The following are not included:

  1. Conduct undertaken at the express and specific direction or request of the federal government;
  2. Truthful, performance-related information about an employee or former employee provided in good faith to a prospective employer at the request of the prospective employer; or
  3. Conduct undertaken if specifically required by state or federal law.

If an employer takes retaliatory action against an employee for disclosing the employer’s potentially unlawful activity, the employee may now bring a civil action against the employer for all relief necessary to make the employee whole, including but not limited to the following:

  1. Permanent or preliminary injunctive relief;
  2. Reinstatement with the same seniority status that the employee would have had, but for the violation;
  3. Back pay, with interest of 9% per annum up to 90 calendar days from the date the complaint is filed and front pay;
  4. Liquidated damages of up to $10,000;
  5. Compensation for any costs incurred damages sustained as a result of the violation, including litigation costs, expert witness fees, and reasonable attorney’s fees; and
  6. Additionally, the court shall award a civil penalty of $10,000 payable to the employee.

Finally, Public Act 103-0867 grants the Attorney General the authority to initiate or intervene in a civil action whenever the Attorney General has reasonable cause to believe that any person or entity has engaged in a practice prohibited by the Whistleblower Act.

The Illinois Wage Payment and Collection Act (820 ILCS 115/)

The Illinois Wage Payment and Collection Act establishes when, where and how often wages must be paid and prohibits deductions from wages or final compensation without the employee’s consent.

Public Act 103-0953

Public Act 103-0953 amended Sections 2, 10, and 14 of the Illinois Wage Payment and Collection Act by requiring employers to maintain copies of an employee’s pay stub for at least three years after the date of payment, regardless of whether the employee’s employment ends during this period. Employers must provide pay stubs to current and former employees within 21 calendar days after their request.

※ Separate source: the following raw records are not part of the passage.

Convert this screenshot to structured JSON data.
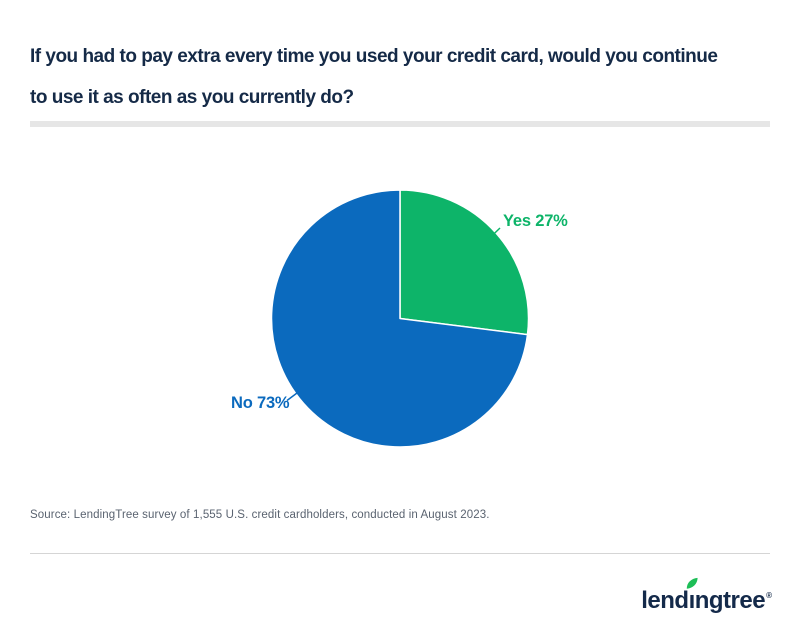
{
  "header": {
    "title": "If you had to pay extra every time you used your credit card, would you continue to use it as often as you currently do?",
    "title_lines": [
      "If you had to pay extra every time you used your credit card, would you continue",
      "to use it as often as you currently do?"
    ]
  },
  "chart_data": {
    "type": "pie",
    "title": "If you had to pay extra every time you used your credit card, would you continue to use it as often as you currently do?",
    "categories": [
      "Yes",
      "No"
    ],
    "values": [
      27,
      73
    ],
    "unit": "%",
    "start_angle_deg": 0,
    "direction": "clockwise",
    "legend_position": "callout-labels",
    "slices": [
      {
        "label": "Yes",
        "value": 27,
        "label_text": "Yes 27%",
        "color": "#0db469"
      },
      {
        "label": "No",
        "value": 73,
        "label_text": "No 73%",
        "color": "#0b6abe"
      }
    ]
  },
  "source": {
    "text": "Source: LendingTree survey of 1,555 U.S. credit cardholders, conducted in August 2023."
  },
  "footer": {
    "logo": {
      "text": "lendingtree",
      "display_parts": [
        "lend",
        "ı",
        "ngtree"
      ],
      "registered": "®",
      "leaf_color": "#1dbe57",
      "text_color": "#142a4a"
    }
  },
  "brand": {
    "navy": "#152a47",
    "green": "#0db469",
    "blue": "#0b6abe",
    "divider_gray": "#e6e6e6"
  }
}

Pay stub” is defined as an itemized statement or statements reflecting an employee’s hours worked, rate of pay, overtime pay and overtime hours worked, gross wages earned, deductions made from the employee’s wages, and the total of wages and deductions year to date.

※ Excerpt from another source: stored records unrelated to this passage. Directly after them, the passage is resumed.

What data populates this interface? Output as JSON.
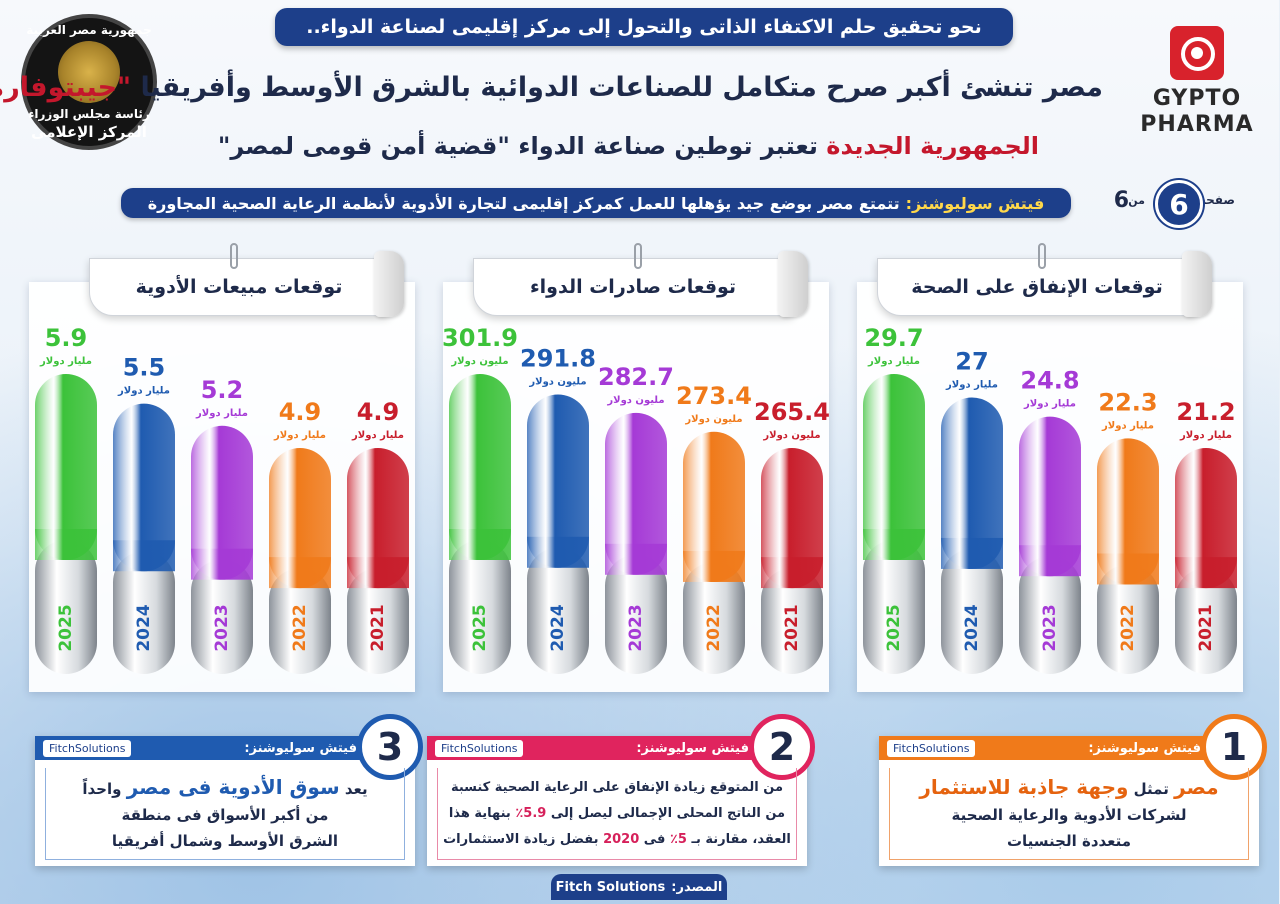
{
  "header": {
    "banner": "نحو تحقيق حلم الاكتفاء الذاتى والتحول إلى مركز إقليمى لصناعة الدواء..",
    "headline_main": "مصر تنشئ أكبر صرح متكامل للصناعات الدوائية بالشرق الأوسط وأفريقيا",
    "headline_brand": "\"جيبتوفارما\"",
    "sub_red": "الجمهورية الجديدة",
    "sub_rest": "تعتبر توطين صناعة الدواء \"قضية أمن قومى لمصر\""
  },
  "emblem": {
    "line1": "جمهورية مصر العربية",
    "line2": "رئاسة مجلس الوزراء",
    "line3": "المركز الإعلامى"
  },
  "logo": {
    "line1": "GYPTO",
    "line2": "PHARMA"
  },
  "fitch_banner": {
    "label": "فيتش سوليوشنز:",
    "text": "تتمتع مصر بوضع جيد يؤهلها للعمل كمركز إقليمى لتجارة الأدوية لأنظمة الرعاية الصحية المجاورة"
  },
  "pager": {
    "label": "صفحة",
    "current": "6",
    "of": "من",
    "total": "6"
  },
  "colors": {
    "navy": "#1d3f8a",
    "green": "#3cc23a",
    "blue": "#1f5bb0",
    "purple": "#a53ad6",
    "orange": "#f07a1a",
    "red": "#c81e2c"
  },
  "chart_data": [
    {
      "type": "bar",
      "title": "توقعات الإنفاق على الصحة",
      "categories": [
        "2021",
        "2022",
        "2023",
        "2024",
        "2025"
      ],
      "values": [
        21.2,
        22.3,
        24.8,
        27,
        29.7
      ],
      "value_labels": [
        "21.2",
        "22.3",
        "24.8",
        "27",
        "29.7"
      ],
      "unit": "مليار دولار",
      "ylim": [
        0,
        32
      ]
    },
    {
      "type": "bar",
      "title": "توقعات صادرات الدواء",
      "categories": [
        "2021",
        "2022",
        "2023",
        "2024",
        "2025"
      ],
      "values": [
        265.4,
        273.4,
        282.7,
        291.8,
        301.9
      ],
      "value_labels": [
        "265.4",
        "273.4",
        "282.7",
        "291.8",
        "301.9"
      ],
      "unit": "مليون دولار",
      "ylim": [
        0,
        320
      ]
    },
    {
      "type": "bar",
      "title": "توقعات مبيعات الأدوية",
      "categories": [
        "2021",
        "2022",
        "2023",
        "2024",
        "2025"
      ],
      "values": [
        4.9,
        4.9,
        5.2,
        5.5,
        5.9
      ],
      "value_labels": [
        "4.9",
        "4.9",
        "5.2",
        "5.5",
        "5.9"
      ],
      "unit": "مليار دولار",
      "ylim": [
        0,
        6.4
      ]
    }
  ],
  "cards": [
    {
      "number": "1",
      "head": "فيتش سوليوشنز:",
      "fs_logo": "FitchSolutions",
      "l1_a": "مصر",
      "l1_b": "تمثل",
      "l1_c": "وجهة جاذبة للاستثمار",
      "l2": "لشركات الأدوية والرعاية الصحية",
      "l3": "متعددة الجنسيات"
    },
    {
      "number": "2",
      "head": "فيتش سوليوشنز:",
      "fs_logo": "FitchSolutions",
      "l1": "من المتوقع زيادة الإنفاق على الرعاية الصحية كنسبة",
      "l2_a": "من الناتج المحلى الإجمالى ليصل إلى",
      "l2_b": "5.9٪",
      "l2_c": "بنهاية هذا",
      "l3_a": "العقد، مقارنة بـ",
      "l3_b": "5٪",
      "l3_c": "فى",
      "l3_d": "2020",
      "l3_e": "بفضل زيادة الاستثمارات"
    },
    {
      "number": "3",
      "head": "فيتش سوليوشنز:",
      "fs_logo": "FitchSolutions",
      "l1_a": "يعد",
      "l1_b": "سوق الأدوية فى مصر",
      "l1_c": "واحداً",
      "l2": "من أكبر الأسواق فى منطقة",
      "l3": "الشرق الأوسط وشمال أفريقيا"
    }
  ],
  "source": {
    "label": "المصدر:",
    "value": "Fitch Solutions"
  }
}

This request must be made to a person responsible for maintaining the employer’s payroll. Some examples would be:

the employer’s human resources department;

employee’s supervisor;

payroll department;

department manager; OR

an individual designated in the employer’s written policy.

The employer must provide the employee or former employee with a copy of the pay stubs within 21 calendar days of the employee’s request. Pay stubs may be delivered in either a physical or electronic format, as chosen by the former employee.

The employer may require the employee submit the request in writing and is not required to grant an employee’s request for a copy of pay stubs more than two times during a 12-month period.